Israel: Arab women increasingly report assault, harassment
|Publisher||Integrated Regional Information Networks (IRIN)|
|Publication Date||30 July 2008|
|Cite as||Integrated Regional Information Networks (IRIN), Israel: Arab women increasingly report assault, harassment, 30 July 2008, available at: http://www.refworld.org/docid/4896c47514.html [accessed 29 April 2016]|
NAZARETH, 30 July 2008 (IRIN) - Israel's Arab women face high levels of harassment at home and in the workplace, but - thanks partly to some very public scandals - the number of women reporting crimes against them is on the rise.
The scandals have "encouraged many women to reveal abuse and [they] know that it can be stopped," the Women Against Violence (WAV) organisation, an Arab non-governmental organisation (NGO) in northern Israel, said.
Israel was rocked in the past two years when the former president, Moshe Katsav, and former Minister of Justice Haim Ramon, were accused of sexually harassing young women who worked in their offices. Katsav has since been forced to resign and may yet face rape charges.
Israeli Arabs, who constitute about 20 percent of Israel's population, were also scandalised when a government official at an unemployment centre in Kfar Kana, an Arab village near Nazareth, was charged with trying to force women to sleep with him in exchange for work.
According to WAV, which runs a crisis hotline in Arabic, there was a 58 percent rise in the first half of 2008 of assault and harassment cases at the workplace, compared to 2007, which reflects the growing awareness among Arab women and their willingness to take action.
However, society's reaction to cases of sexual harassment leaves many women without redress. About a third of WAV's cases involved women aged 26-40, who, WAV said, were blamed for the violence against them, instead of being seen as victims.
Contributing to this is the fact that 76 percent of sexual attacks are either rape or attempted rape.
According to Linda Khawaled-Abu Hof, who operates the hotline, normally the community accepted children who were abused, seeing them as victims, but older women were "blamed for the occurrence of the abuse".
Attacks in the home
About 42 percent of attacks were perpetrated in the home.

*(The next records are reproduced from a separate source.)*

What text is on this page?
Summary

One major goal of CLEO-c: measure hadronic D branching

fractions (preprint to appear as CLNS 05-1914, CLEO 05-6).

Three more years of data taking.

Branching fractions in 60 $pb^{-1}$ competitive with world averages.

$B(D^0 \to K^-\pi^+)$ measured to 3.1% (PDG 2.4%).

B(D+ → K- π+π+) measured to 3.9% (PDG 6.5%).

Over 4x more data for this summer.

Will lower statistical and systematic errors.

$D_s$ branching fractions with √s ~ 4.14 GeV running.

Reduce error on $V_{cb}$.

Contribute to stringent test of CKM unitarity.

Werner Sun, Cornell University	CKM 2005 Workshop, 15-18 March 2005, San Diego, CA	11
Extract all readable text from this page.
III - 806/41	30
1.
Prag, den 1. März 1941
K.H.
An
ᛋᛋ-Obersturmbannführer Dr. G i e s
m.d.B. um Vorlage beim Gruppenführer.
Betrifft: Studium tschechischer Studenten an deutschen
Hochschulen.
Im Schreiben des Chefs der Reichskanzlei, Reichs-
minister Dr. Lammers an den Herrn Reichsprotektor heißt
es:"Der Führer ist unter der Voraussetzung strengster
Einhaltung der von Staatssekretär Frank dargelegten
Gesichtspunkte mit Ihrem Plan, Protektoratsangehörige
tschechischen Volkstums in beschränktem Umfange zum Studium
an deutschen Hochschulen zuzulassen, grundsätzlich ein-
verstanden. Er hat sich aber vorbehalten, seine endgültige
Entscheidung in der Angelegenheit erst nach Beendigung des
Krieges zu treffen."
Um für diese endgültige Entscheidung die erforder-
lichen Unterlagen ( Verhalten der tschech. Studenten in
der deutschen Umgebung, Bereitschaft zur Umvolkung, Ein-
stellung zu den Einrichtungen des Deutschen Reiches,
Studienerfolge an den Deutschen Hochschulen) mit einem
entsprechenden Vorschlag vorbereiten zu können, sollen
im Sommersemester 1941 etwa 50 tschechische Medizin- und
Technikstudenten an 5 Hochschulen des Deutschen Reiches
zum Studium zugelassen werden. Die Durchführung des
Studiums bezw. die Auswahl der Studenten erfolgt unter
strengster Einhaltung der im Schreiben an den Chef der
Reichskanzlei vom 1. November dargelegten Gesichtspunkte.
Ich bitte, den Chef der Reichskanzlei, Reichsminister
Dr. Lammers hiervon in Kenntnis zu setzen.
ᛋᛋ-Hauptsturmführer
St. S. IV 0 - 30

"The house should be a safe place," said Reem Hazzan from WAV. "But it is not so in the cases of many women who are attacked by a family member in the home."
Conservative elements have long claimed that by keeping women in the home - preventing them from obtaining higher education and going to work - they are better protected.
"We must eliminate the phenomenon of violence in all its forms," Khawaled-Abu Hof said, "and deal with the reality that all too often imposes silence on the crimes [against women] instead of punishing the perpetrators."
It was crucial to "provide moral support? for women and girls who have decided not to surrender to violence," she said.